The terrorist group added that whoever carried out the murder "did not do it in the name of loyalism or the UVF".
However, Toni branded the statement "insulting".
She believes the UVF is "trying to save face because of the backlash of the community".
"I don't believe it was sanctioned," she said.
"But I want to know from the UVF, are they going to continue to protect these individuals?
"They say they haven't, but I don't believe it.
"I think that they will tell these guys to lie low for a while.
"If the worst happens, we'll be walking past them in the street.
"I want this to stop.
"My daddy didn't want anything to do with the UVF.
"He did have links with it, but he was bringing himself away from the organisation for a very long time.
"They are setting themselves up as judge, jury and executioner. Who are they to put judgment on anyone? They still have an iron grip on this community.
"It has taken for my daddy to be murdered in cold blood for there to be an uproar." She appealed for anyone with information to come forward.
"I understand that there are people afraid, but there's someone dead now out of this," she added.
"The only thing that is keeping me strong is that we're not letting this go, we're going to have them brought to justice.
"There won't be any retaliation from us - we're doing it legally, dignified, the proper way.
"What I want is for people to come forward to the police.
"I'm begging them.

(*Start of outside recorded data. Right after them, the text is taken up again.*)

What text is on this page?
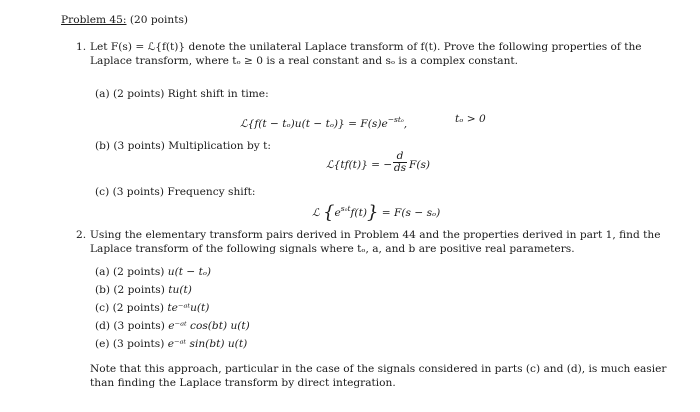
Problem 45: (20 points)
1. Let F(s) = ℒ{f(t)} denote the unilateral Laplace transform of f(t). Prove the following properties of the
Laplace transform, where tₒ ≥ 0 is a real constant and sₒ is a complex constant.
(a) (2 points) Right shift in time:
ℒ{f(t − $t_o)u(t - t_o)\} = F(s)e^{-st_o}$,	tₒ > 0
(b) (3 points) Multiplication by t:
ℒ{tf(t)} = −
d
ds F(s)
(c) (3 points) Frequency shift:
ℒ $\{e^{s_ot}f(t)\} = F(s - s_o)$
2. Using the elementary transform pairs derived in Problem 44 and the properties derived in part 1, find the
Laplace transform of the following signals where tₒ, a, and b are positive real parameters.
(a) (2 points) u(t − tₒ)
(b) (2 points) tu(t)
(c) (2 points) te⁻ᵃᵗu(t)
(d) (3 points) e⁻ᵃᵗ cos(bt) u(t)
(e) (3 points) e⁻ᵃᵗ sin(bt) u(t)
Note that this approach, particular in the case of the signals considered in parts (c) and (d), is much easier
than finding the Laplace transform by direct integration.
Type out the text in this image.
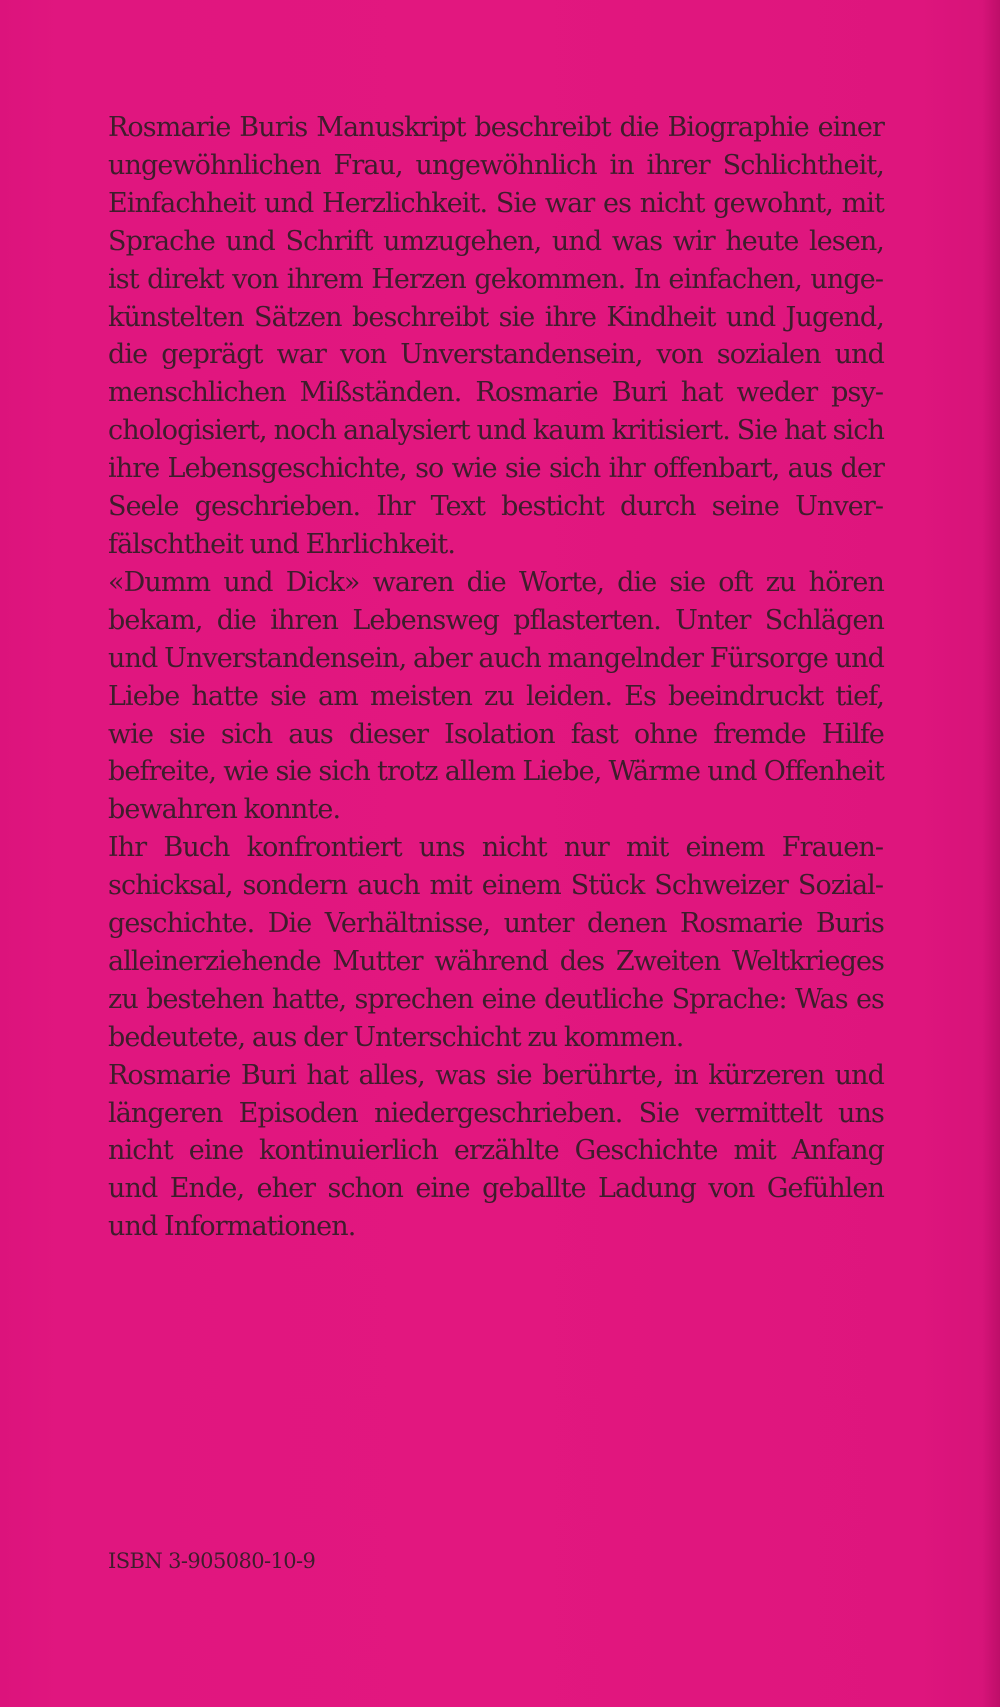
Rosmarie Buris Manuskript beschreibt die Biographie einer ungewöhnlichen Frau, ungewöhnlich in ihrer Schlichtheit, Einfachheit und Herzlichkeit. Sie war es nicht gewohnt, mit Sprache und Schrift umzugehen, und was wir heute lesen, ist direkt von ihrem Herzen gekommen. In einfachen, ungekünstelten Sätzen beschreibt sie ihre Kindheit und Jugend, die geprägt war von Unverstandensein, von sozialen und menschlichen Mißständen. Rosmarie Buri hat weder psychologisiert, noch analysiert und kaum kritisiert. Sie hat sich ihre Lebensgeschichte, so wie sie sich ihr offenbart, aus der Seele geschrieben. Ihr Text besticht durch seine Unverfälschtheit und Ehrlichkeit.

«Dumm und Dick» waren die Worte, die sie oft zu hören bekam, die ihren Lebensweg pflasterten. Unter Schlägen und Unverstandensein, aber auch mangelnder Fürsorge und Liebe hatte sie am meisten zu leiden. Es beeindruckt tief, wie sie sich aus dieser Isolation fast ohne fremde Hilfe befreite, wie sie sich trotz allem Liebe, Wärme und Offenheit bewahren konnte.

Ihr Buch konfrontiert uns nicht nur mit einem Frauenschicksal, sondern auch mit einem Stück Schweizer Sozialgeschichte. Die Verhältnisse, unter denen Rosmarie Buris alleinerziehende Mutter während des Zweiten Weltkrieges zu bestehen hatte, sprechen eine deutliche Sprache: Was es bedeutete, aus der Unterschicht zu kommen.

Rosmarie Buri hat alles, was sie berührte, in kürzeren und längeren Episoden niedergeschrieben. Sie vermittelt uns nicht eine kontinuierlich erzählte Geschichte mit Anfang und Ende, eher schon eine geballte Ladung von Gefühlen und Informationen.

ISBN 3-905080-10-9
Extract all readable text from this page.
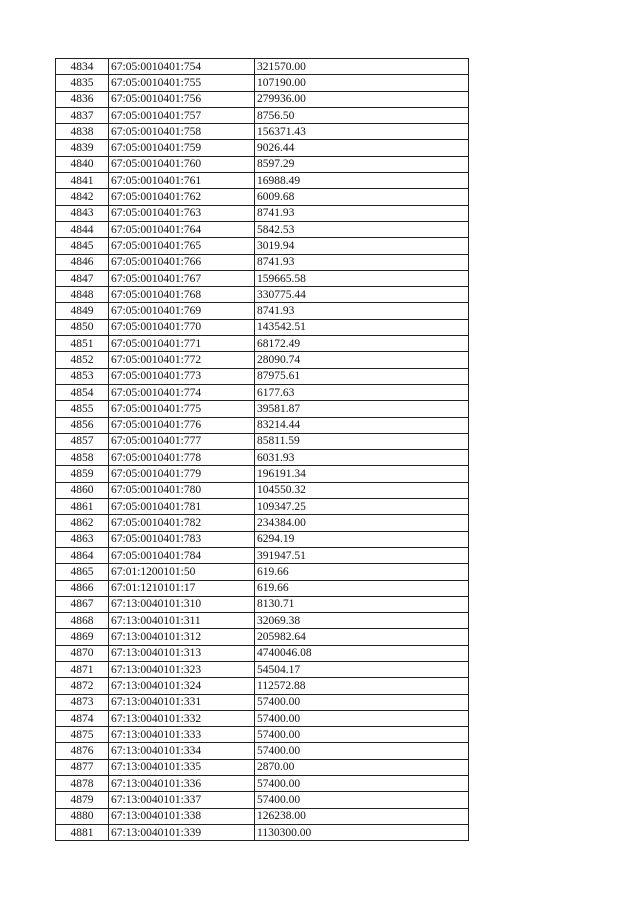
4834	67:05:0010401:754	321570.00
4835	67:05:0010401:755	107190.00
4836	67:05:0010401:756	279936.00
4837	67:05:0010401:757	8756.50
4838	67:05:0010401:758	156371.43
4839	67:05:0010401:759	9026.44
4840	67:05:0010401:760	8597.29
4841	67:05:0010401:761	16988.49
4842	67:05:0010401:762	6009.68
4843	67:05:0010401:763	8741.93
4844	67:05:0010401:764	5842.53
4845	67:05:0010401:765	3019.94
4846	67:05:0010401:766	8741.93
4847	67:05:0010401:767	159665.58
4848	67:05:0010401:768	330775.44
4849	67:05:0010401:769	8741.93
4850	67:05:0010401:770	143542.51
4851	67:05:0010401:771	68172.49
4852	67:05:0010401:772	28090.74
4853	67:05:0010401:773	87975.61
4854	67:05:0010401:774	6177.63
4855	67:05:0010401:775	39581.87
4856	67:05:0010401:776	83214.44
4857	67:05:0010401:777	85811.59
4858	67:05:0010401:778	6031.93
4859	67:05:0010401:779	196191.34
4860	67:05:0010401:780	104550.32
4861	67:05:0010401:781	109347.25
4862	67:05:0010401:782	234384.00
4863	67:05:0010401:783	6294.19
4864	67:05:0010401:784	391947.51
4865	67:01:1200101:50	619.66
4866	67:01:1210101:17	619.66
4867	67:13:0040101:310	8130.71
4868	67:13:0040101:311	32069.38
4869	67:13:0040101:312	205982.64
4870	67:13:0040101:313	4740046.08
4871	67:13:0040101:323	54504.17
4872	67:13:0040101:324	112572.88
4873	67:13:0040101:331	57400.00
4874	67:13:0040101:332	57400.00
4875	67:13:0040101:333	57400.00
4876	67:13:0040101:334	57400.00
4877	67:13:0040101:335	2870.00
4878	67:13:0040101:336	57400.00
4879	67:13:0040101:337	57400.00
4880	67:13:0040101:338	126238.00
4881	67:13:0040101:339	1130300.00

No one could help us when my daddy was still alive, please help us now when he's dead.
"Me and my brother and my mummy have said that we will get justice, even if it kills us."
Toni said that the date of her father's funeral has yet to be confirmed, but that his body would be brought home.
She revealed that the last time she saw him alive she gave him a kiss goodbye and told him she loved him.
"I will remember my daddy as a hero, braveheart," she said.
"The only fear that my daddy ever had was that harm would come to us.
"He said he would fight Goliath for me, mummy and Ryan."
She said that her family is "very touched" at the support they have received from locals, who have raised thousands of pounds for her father's funeral and organised a vigil last night.
She also paid tribute to the "heart-warming support from the nationalist community".
"My daddy did say it used to be the war against the other side, it's the war against your own community now," she said.
Her mother Vera said she "hopes and prays that the family will get justice for Ian", adding that they were "determined to fight for it".
She said: "It's bad enough to lose him, but it could have been my son as well."
The PSNI said it did not discuss the security of individuals and no inference should be drawn from this.
It added: "However, if we receive information that a person's life may be at risk, we will inform them accordingly. We never ignore anything which may put an individual at risk."
Detectives investigating Mr Ogle's murder arrested a 21-year-old man yesterday.
He was taken to Musgrave Serious Crime Suite for questioning.
A 49-year-old man also arrested yesterday in relation to the murder investigation was later released on bail pending further enquiries.
Two men aged 31 and 45 and two women aged 35 and 36 who were arrested on Monday were released on bail on Tuesday.